There were few new details on Monday about the French intervention that began on Friday and continued over the weekend. French airstrikes in Mali appeared to halt an Islamist rebel advance, as West African nations authorized what they said would be a faster deployment of troops in support of the weak government.
French aircraft dropped bombs and fired rockets from helicopter gunships and jet fighters after the Islamists, who already control the north of Mali, pressed southward and overran the village of Konna, which had been the de facto line of government control.
The French struck two columns of Islamist fighters, the French Defense Ministry said. The first was in and around Konna, driving out the rebels from the village, and the second was across a river, heading south toward the southern Mali town of Ségou, north of Bamako.
On Sunday evening, French jets attacked the northern town of Gao, an insurgent stronghold.
Abdheramane Oumarou, a local counselor in Gao reached late Sunday after a day of French airstrikes, said: “We are in the best of all possible worlds. The planes have been circling Gao since five this morning. All the of the sites they targeted, they hit. The airport. The warehouses, they destroyed them. These were all sites occupied by the Islamists, and they have been totally destroyed.”
“The Islamists are in hiding. There were many dead,” he said. For the first time since the insurgents overran the town last year, “the population of Gao will sleep soundly, and will even snore.”
Britain announced late on Saturday that it would help to transport foreign troops and equipment to Mali, though would not send its own soldiers to fight. Despite a technical hitch with one of them, two British military transport planes were expected to head for Mali on Monday with equipment including French armored vehicles from a base in Normandy, the British Defense Ministry said.
“There is a very dangerous Islamist regime allied to Al Qaeda in control of the north of that country,” Prime Minister David Cameron said on Monday. “It was threatening the south of that country and we should support the action that the French have taken.”
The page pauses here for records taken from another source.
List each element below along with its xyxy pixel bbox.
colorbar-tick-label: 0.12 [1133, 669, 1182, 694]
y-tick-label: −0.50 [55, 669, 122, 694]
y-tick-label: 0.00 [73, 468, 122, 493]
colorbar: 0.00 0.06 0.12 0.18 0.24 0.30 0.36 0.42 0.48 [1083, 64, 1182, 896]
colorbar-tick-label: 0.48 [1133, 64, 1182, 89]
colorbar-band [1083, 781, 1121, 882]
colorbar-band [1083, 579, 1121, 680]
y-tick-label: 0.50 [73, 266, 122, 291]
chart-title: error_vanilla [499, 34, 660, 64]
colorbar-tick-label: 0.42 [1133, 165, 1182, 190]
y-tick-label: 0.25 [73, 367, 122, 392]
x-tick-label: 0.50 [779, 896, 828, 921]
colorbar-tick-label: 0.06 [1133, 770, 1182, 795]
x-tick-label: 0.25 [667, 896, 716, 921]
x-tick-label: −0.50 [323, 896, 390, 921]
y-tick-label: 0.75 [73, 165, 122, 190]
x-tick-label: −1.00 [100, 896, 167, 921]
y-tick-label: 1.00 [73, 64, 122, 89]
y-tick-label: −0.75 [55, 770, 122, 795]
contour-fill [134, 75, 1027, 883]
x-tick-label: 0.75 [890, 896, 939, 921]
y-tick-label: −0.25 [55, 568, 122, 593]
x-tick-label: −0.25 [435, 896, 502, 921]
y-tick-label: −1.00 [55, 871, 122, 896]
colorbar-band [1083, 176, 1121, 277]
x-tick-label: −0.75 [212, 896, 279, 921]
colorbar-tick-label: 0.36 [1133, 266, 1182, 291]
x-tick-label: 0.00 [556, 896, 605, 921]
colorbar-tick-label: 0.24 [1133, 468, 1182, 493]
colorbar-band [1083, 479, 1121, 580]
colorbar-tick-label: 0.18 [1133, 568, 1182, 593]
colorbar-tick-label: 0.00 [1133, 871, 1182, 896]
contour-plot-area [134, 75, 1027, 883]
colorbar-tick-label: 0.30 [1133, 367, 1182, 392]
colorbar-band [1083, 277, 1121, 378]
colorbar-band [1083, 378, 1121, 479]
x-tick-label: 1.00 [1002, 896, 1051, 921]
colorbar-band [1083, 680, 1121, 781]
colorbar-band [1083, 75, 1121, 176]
“So we were first out of the blocks, as it were, to say to the French, ‘We’ll help you, we’ll work with you and we’ll share what intelligence we have with you and try to help you with what you are doing,’” Mr. Cameron told the BBC in a radio interview.
Mr. Fabius said the military effort had three goals: to “block the advance of the terrorists, which is done,” to restore Mali’s territorial integrity “which will take more time,” and to secure the implementation of United Nations Security Council resolutions on the Mali crisis.
“If France had not intervened,” he said, the rebels “could have reached Bamako, with appalling consequences” not only for the Malian population but also for the 6,000 French and other Western citizens living in the capital of the former French colony.
Defense Minister Jean-Yves Le Drian said Sunday that the rebels could have reached Bamako in “three or four days” if France had not intervened.
"We will strengthen our operation depending on the situation," he said on a political talk show.
France now has more than 400 troops in Bamako, mainly to ensure the safety of French citizens and to send a signal to the Islamists, out of a total of 550 troops in Mali. The others, including some special forces, are in the town of Mopti in the south. It has also deployed Rafale jet fighters to attack rebel positions.
“The intervention is still in progress and we will continue,” Mr. Le Drian said.
A French analyst, who is briefed on the situation but declined to be identified by name, said France believed the United States would deliver on promises of in-flight refueling the air campaign, logistical support and reconnaissance.
The analyst said the dilemma facing French forces is now whether to maintain a United Nations schedule for West African and Malian troops to seek to recapture the north in the fall after seasonal rains, “which given the current dynamic seems hard to imagine” or to “speed things up and try to clear the north in the next eight weeks” before the rainy season.
That could extend the duration of the French intervention, the analyst said.
Steven Erlanger reported from Paris, Adam Nossiter from Bamako, Mali, and Alan Cowell from London.